Mayor Martin J. Walsh today joined health officials to announce the findings of the Boston Public Health Commission's (BPHC) health impact assessment of Boston's Living Wage Ordinance, highlighting opportunities to strengthen the Living Wage Ordinance by increasing the living wage and expanding the pool of workers protected by the ordinance.

"As a city, one of our top priorities is making Boston an equitable and inclusive city for everyone," said Mayor Walsh. "This Health Impact Assessment is another step in the process we're taking to make all of our city's labor and wage laws work for our residents. I thank all of our partners and the Boston Public Health Commission for their work on this report and look forward to our important work ahead to provide our residents with the tools and services they need to become financially empowered."

"This report demonstrates Boston's commitment to improving health for all Boston residents and, in particular, achieving health equity by addressing the social determinants of health," said BPHC Executive Director Monica Valdes Lupi. "The living wage ordinance was originally passed almost 20 years ago to give workers a better chance at making a living in Boston. While it may have succeeded initially in achieving its goal, it now falls short."

The health impact assessment represents more than a year of in-depth study of Boston's Living Wage Ordinance, engagement with dozens of stakeholders, and an analysis of the relationship between health and socioeconomic status. The analysis examined the relationship between income and health to estimate the benefits of increasing the living wage. The report predicts that an increase from $14 to $17 per hour would create measurable health benefits among living wage workers, including:

  • A 62% drop in persistent sadness and a 30% drop in anxiety;
  • A 30% decrease in the number of residents who suffer from food insecurity and hunger, and an increase in the number of residents who could afford to eat healthier foods;
  • A marked decrease in the number of residents who suffer from chronic conditions, including diabetes (43%), asthma (11.5%) and hypertension (9.5%).  

The current ordinance applies to a small number of workers - about 600 - at the bottom of the wage scale.

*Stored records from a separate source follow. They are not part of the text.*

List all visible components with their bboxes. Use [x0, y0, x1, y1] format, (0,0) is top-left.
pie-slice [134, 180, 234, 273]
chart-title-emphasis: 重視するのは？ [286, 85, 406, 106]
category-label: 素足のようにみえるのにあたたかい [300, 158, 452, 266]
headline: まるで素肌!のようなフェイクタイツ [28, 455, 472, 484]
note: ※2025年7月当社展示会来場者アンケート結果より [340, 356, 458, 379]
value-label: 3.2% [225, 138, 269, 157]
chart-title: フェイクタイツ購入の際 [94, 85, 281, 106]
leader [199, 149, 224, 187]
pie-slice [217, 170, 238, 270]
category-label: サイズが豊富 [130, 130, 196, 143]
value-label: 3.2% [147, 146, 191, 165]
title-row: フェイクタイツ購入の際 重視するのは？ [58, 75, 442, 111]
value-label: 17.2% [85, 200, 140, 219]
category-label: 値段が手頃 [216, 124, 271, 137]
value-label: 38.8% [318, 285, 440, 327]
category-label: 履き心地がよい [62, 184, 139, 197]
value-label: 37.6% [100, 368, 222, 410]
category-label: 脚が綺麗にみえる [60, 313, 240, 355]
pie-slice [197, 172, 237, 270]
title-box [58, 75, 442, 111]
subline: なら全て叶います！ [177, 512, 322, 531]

Mayor Walsh and health officials recommend both an expansion of its reach and increased efforts to enforce its implementation, including improved data collection systems. The Walsh Administration and BPHC will use the data collected to better target programs and services, such as job training opportunities, to low wage workers. Officials plan to work with local, private businesses around enforcement and expansion.

The project, which is funded through a grant from the Health Impact Project (a joint venture of the Pew Charitable Trusts and the Robert Wood Johnson Foundation), began in November 2014. The living wage ordinance economic analysis was performed by partners at the Center for Social Policy at the University of Massachusetts Boston. With the city's commitment to economic equity and inclusion, the results offer a better understanding of the connection between health and economic factors, paving the way for changes that could improve the health and well-being of low wage workers.

Mayor Walsh, BPHC, City Council and the Advisory Board will continue to fully explore opportunities to expand and strengthen the Living Wage Ordinance.

About the Boston Public Health Commission
The Boston Public Health Commission, the country's oldest health department, is an independent public agency providing a wide range of health services and programs. It is governed by a seven-member board of health appointed by the Mayor of Boston.

Public service and access to quality health care are the cornerstones of our mission - to protect, preserve, and promote the health and well-being of all Boston residents, particularly those who are most vulnerable. The Commission's more than 40 programs are grouped into six bureaus: Child, Adolescent & Family Health; Community Health Initiatives; Homeless Services; Infectious Disease; Bureau of Recovery Services; and Emergency Medical Services.